I may not change the world, but everyone has to do something, to lift someone else up and ask who’s being left out of this conversation.
Eva GalperinDirector, Cybersecurity, Electronic Frontier Foundation
Schneier agreed. “We need to build a world where there is a viable career path for public-interest technologists,” he says in the January/February 2019 issue of IEEE Security & Privacy. ”Technologists need to be involved in all aspects of public-interest work, from informing policy to creating tools. The world needs all of our help.”
Public-interest technologists, as Schneier describes them, are tech-savvy people who use their expertise to work on tech policy or a project that benefits the public or who work as traditional technologists for an organization with a public benefit.
“Public-interest tech brings people with specific technical expertise into the fight for social change,” Schneier said. “The opportunities for technologists to put their skills to work for the public interest are endless because technology affects nearly every aspect of our lives today.”
The panelists agreed that few policymakers are discussing security issues from a technologically informed perspective and that there is a significant disconnect between them and technologists that must be corrected.

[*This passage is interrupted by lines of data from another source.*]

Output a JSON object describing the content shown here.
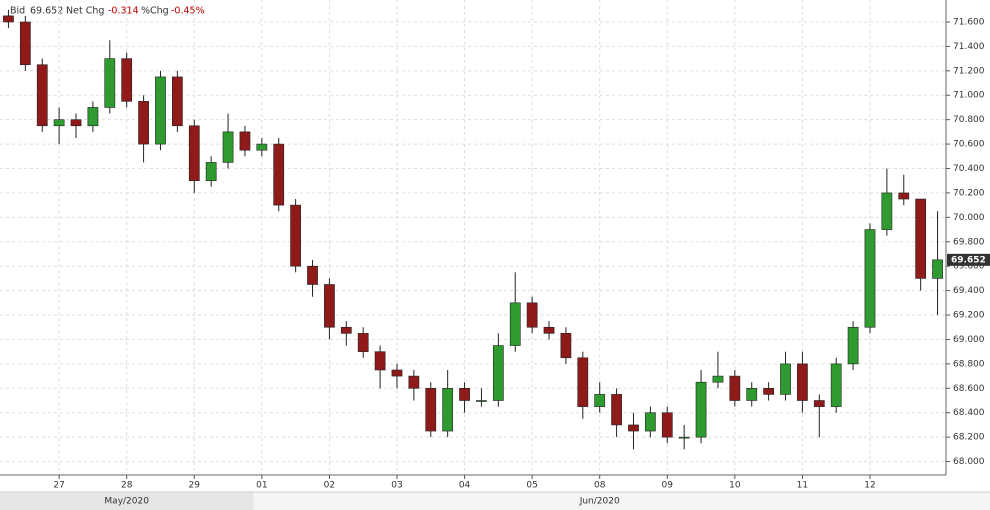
{
  "header": {
    "bid_label": "Bid",
    "net_chg_label": "Net Chg",
    "net_chg": "-0.314",
    "pct_chg_label": "%Chg",
    "pct_chg": "-0.45%"
  },
  "chart_data": {
    "type": "candlestick",
    "categories": [
      null,
      null,
      null,
      "27",
      null,
      null,
      null,
      "28",
      null,
      null,
      null,
      "29",
      null,
      null,
      null,
      "01",
      null,
      null,
      null,
      "02",
      null,
      null,
      null,
      "03",
      null,
      null,
      null,
      "04",
      null,
      null,
      null,
      "05",
      null,
      null,
      null,
      "08",
      null,
      null,
      null,
      "09",
      null,
      null,
      null,
      "10",
      null,
      null,
      null,
      "11",
      null,
      null,
      null,
      "12",
      null,
      null,
      null,
      null
    ],
    "months": [
      "May/2020",
      "Jun/2020"
    ],
    "open": [
      71.65,
      71.6,
      71.25,
      70.75,
      70.8,
      70.75,
      70.9,
      71.3,
      70.95,
      70.6,
      71.15,
      70.75,
      70.3,
      70.45,
      70.7,
      70.55,
      70.6,
      70.1,
      69.6,
      69.45,
      69.1,
      69.05,
      68.9,
      68.75,
      68.7,
      68.6,
      68.25,
      68.6,
      68.5,
      68.5,
      68.95,
      69.3,
      69.1,
      69.05,
      68.85,
      68.45,
      68.55,
      68.3,
      68.25,
      68.4,
      68.2,
      68.2,
      68.65,
      68.7,
      68.5,
      68.6,
      68.55,
      68.8,
      68.5,
      68.45,
      68.8,
      69.1,
      69.9,
      70.2,
      70.15,
      69.5
    ],
    "high": [
      71.7,
      71.65,
      71.3,
      70.9,
      70.85,
      70.95,
      71.45,
      71.35,
      71.0,
      71.2,
      71.2,
      70.8,
      70.5,
      70.85,
      70.75,
      70.65,
      70.65,
      70.15,
      69.65,
      69.5,
      69.15,
      69.1,
      68.95,
      68.8,
      68.75,
      68.65,
      68.75,
      68.65,
      68.6,
      69.05,
      69.55,
      69.35,
      69.15,
      69.1,
      68.9,
      68.65,
      68.6,
      68.4,
      68.45,
      68.45,
      68.3,
      68.75,
      68.9,
      68.75,
      68.65,
      68.65,
      68.9,
      68.9,
      68.55,
      68.85,
      69.15,
      69.95,
      70.4,
      70.35,
      70.15,
      70.05
    ],
    "low": [
      71.55,
      71.2,
      70.7,
      70.6,
      70.65,
      70.7,
      70.85,
      70.9,
      70.45,
      70.55,
      70.7,
      70.2,
      70.25,
      70.4,
      70.5,
      70.5,
      70.05,
      69.55,
      69.35,
      69.0,
      68.95,
      68.85,
      68.6,
      68.6,
      68.5,
      68.2,
      68.2,
      68.4,
      68.45,
      68.45,
      68.9,
      69.05,
      69.0,
      68.8,
      68.35,
      68.4,
      68.2,
      68.1,
      68.2,
      68.15,
      68.1,
      68.15,
      68.6,
      68.45,
      68.45,
      68.5,
      68.5,
      68.4,
      68.2,
      68.4,
      68.75,
      69.05,
      69.85,
      70.1,
      69.4,
      69.2
    ],
    "close": [
      71.6,
      71.25,
      70.75,
      70.8,
      70.75,
      70.9,
      71.3,
      70.95,
      70.6,
      71.15,
      70.75,
      70.3,
      70.45,
      70.7,
      70.55,
      70.6,
      70.1,
      69.6,
      69.45,
      69.1,
      69.05,
      68.9,
      68.75,
      68.7,
      68.6,
      68.25,
      68.6,
      68.5,
      68.5,
      68.95,
      69.3,
      69.1,
      69.05,
      68.85,
      68.45,
      68.55,
      68.3,
      68.25,
      68.4,
      68.2,
      68.2,
      68.65,
      68.7,
      68.5,
      68.6,
      68.55,
      68.8,
      68.5,
      68.45,
      68.8,
      69.1,
      69.9,
      70.2,
      70.15,
      69.5,
      69.652
    ],
    "up_color": "#2f9a2f",
    "down_color": "#8e1a1a",
    "last_price": 69.652,
    "ylim": [
      67.89,
      71.78
    ],
    "yticks": [
      {
        "value": 68,
        "label": "68.000"
      },
      {
        "value": 68.2,
        "label": "68.200"
      },
      {
        "value": 68.4,
        "label": "68.400"
      },
      {
        "value": 68.6,
        "label": "68.600"
      },
      {
        "value": 68.8,
        "label": "68.800"
      },
      {
        "value": 69,
        "label": "69.000"
      },
      {
        "value": 69.2,
        "label": "69.200"
      },
      {
        "value": 69.4,
        "label": "69.400"
      },
      {
        "value": 69.6,
        "label": "69.600"
      },
      {
        "value": 69.8,
        "label": "69.800"
      },
      {
        "value": 70,
        "label": "70.000"
      },
      {
        "value": 70.2,
        "label": "70.200"
      },
      {
        "value": 70.4,
        "label": "70.400"
      },
      {
        "value": 70.6,
        "label": "70.600"
      },
      {
        "value": 70.8,
        "label": "70.800"
      },
      {
        "value": 71,
        "label": "71.000"
      },
      {
        "value": 71.2,
        "label": "71.200"
      },
      {
        "value": 71.4,
        "label": "71.400"
      },
      {
        "value": 71.6,
        "label": "71.600"
      }
    ],
    "grid": true
  }
}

“We need public-interest technologists in policy discussions. We need them on congressional staff, in federal agencies, at non-governmental organizations, in academia, inside companies, and as part of the press,” Schneier wrote in the IEEE article. “In our field, we need them to get involved… everywhere cybersecurity and policy touch each other.” That includes the vulnerability equities debate, election security, cryptocurrency policy, IoT safety and security, big data, adversarial machine learning, critical infrastructure, national security, and even artificial intelligence and robotics.
Schneier has put together a thorough resource page specifically for public-interest technologists with a public policy focus that includes everything from an overview of the field to funding sources, university programs, and programs to put technologists in policy positions.
“We need to save the world together,” said Schneier in an interview. “There are so many opportunities—pick the one that motivates and excites you!”
Hacking for the greater good: Lessons for leaders
- Do something. Lift someone else up. Ask who’s being left out of the conversation.
- Skip the formalities. You don’t need permission to get involved. There are no gatekeepers.
- Find a group with a mission you care about. Observe their problems, and see what you can do to help.
- Consider a career change. Experts see public-interest technologists as an up-and-coming career path.
- Vet volunteers as you would a full-time employee.